Vaygach (Russian: Вайгач) is a shallow-draft nuclear powered icebreaker. She was built in 1989 for the Soviet Union in Finland, at the Helsinki New Shipyard by Wärtsilä, by order of the Murmansk Shipping Co. Her sister ship is Taymyr.

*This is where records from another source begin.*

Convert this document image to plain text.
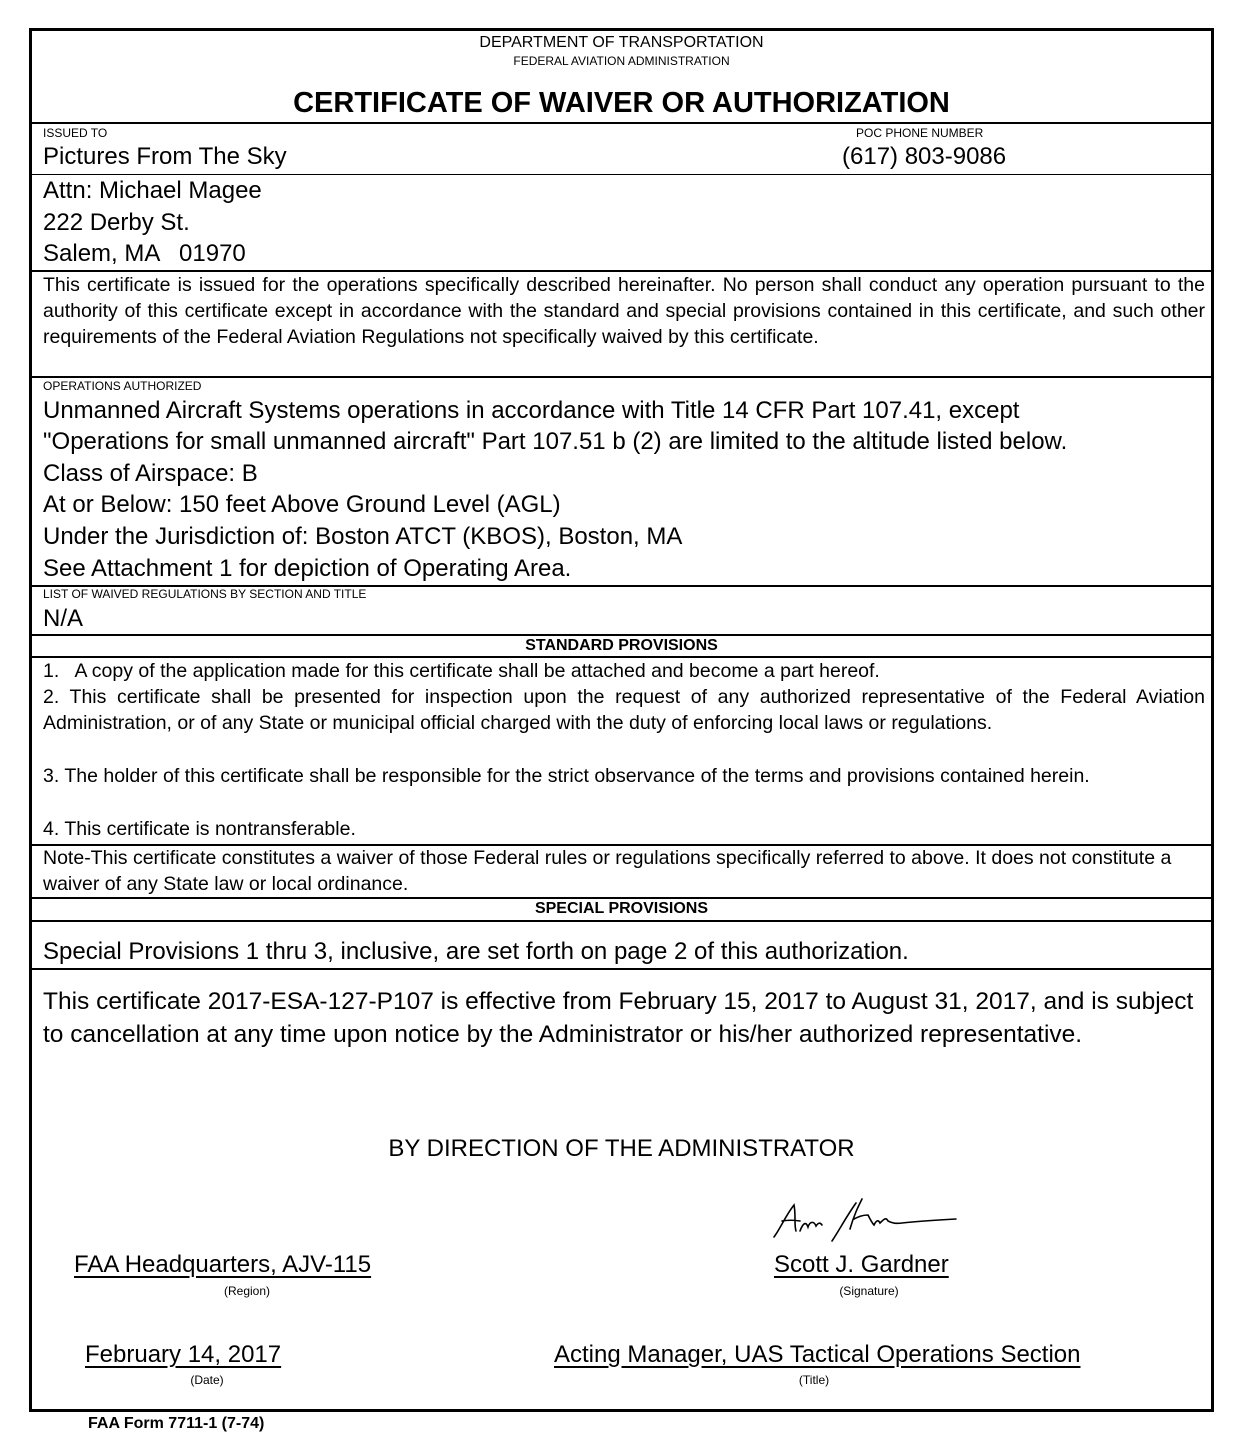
DEPARTMENT OF TRANSPORTATION
FEDERAL AVIATION ADMINISTRATION
CERTIFICATE OF WAIVER OR AUTHORIZATION
ISSUED TO	POC PHONE NUMBER
Pictures From The Sky	(617) 803-9086
Attn: Michael Magee
222 Derby St.
Salem, MA   01970
This certificate is issued for the operations specifically described hereinafter. No person shall conduct any operation pursuant to the authority of this certificate except in accordance with the standard and special provisions contained in this certificate, and such other requirements of the Federal Aviation Regulations not specifically waived by this certificate.
OPERATIONS AUTHORIZED
Unmanned Aircraft Systems operations in accordance with Title 14 CFR Part 107.41, except
"Operations for small unmanned aircraft" Part 107.51 b (2) are limited to the altitude listed below.
Class of Airspace: B
At or Below: 150 feet Above Ground Level (AGL)
Under the Jurisdiction of: Boston ATCT (KBOS), Boston, MA
See Attachment 1 for depiction of Operating Area.
LIST OF WAIVED REGULATIONS BY SECTION AND TITLE
N/A
STANDARD PROVISIONS
1.   A copy of the application made for this certificate shall be attached and become a part hereof.
2. This certificate shall be presented for inspection upon the request of any authorized representative of the Federal Aviation Administration, or of any State or municipal official charged with the duty of enforcing local laws or regulations.
3. The holder of this certificate shall be responsible for the strict observance of the terms and provisions contained herein.
4. This certificate is nontransferable.
Note-This certificate constitutes a waiver of those Federal rules or regulations specifically referred to above. It does not constitute a waiver of any State law or local ordinance.
SPECIAL PROVISIONS
Special Provisions 1 thru 3, inclusive, are set forth on page 2 of this authorization.
This certificate 2017-ESA-127-P107 is effective from February 15, 2017 to August 31, 2017, and is subject to cancellation at any time upon notice by the Administrator or his/her authorized representative.
BY DIRECTION OF THE ADMINISTRATOR
FAA Headquarters, AJV-115
(Region)
Scott J. Gardner
(Signature)
February 14, 2017
(Date)
Acting Manager, UAS Tactical Operations Section
(Title)
FAA Form 7711-1 (7-74)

The Vaygach was delivered to Russia for the installation of the reactor system. It has a KLT-40M nuclear-turbo-electric reactor giving up to 50,000 hp. This shallow-draft icebreaker is used mainly for clearing rivers, including their mouths and estuaries of ice and opening channels in order to make winter navigation possible.

2011 Fire

On 15 December 2011, two crew members died and a third one was seriously injured in a fire onboard the Vaygach while the icebreaker was escorting merchant ships from Dudinka to Murmansk. The fire, which started in one of the crew cabins presumably due to negligence and was extinguished by the crew by 04:00 Moscow time, did not cause any damage to the ship's nuclear reactor.[4]


References

  1. ^ a b c d e f Russian Maritime Register of Shipping. "Vaygach". RS Regbook. Russian Maritime Register of Shipping. http://www.rs-head.spb.ru/app/fleet.php?index=851419&type=book1&language=eng. Retrieved 2011-11-21. 
  2. ^ Nuclear icebreakers. Bellona, 18 June 1997.
  3. ^ The world icebreaker, ice breaking supply and research vessel fleet. Baltic Ice Management, February 2011. Retrieved on 2011-10-07.
  4. ^ Fire on board of nuclear icebreaker Vaygach, two crew died. Maritime Bulletin, 15 December 2011.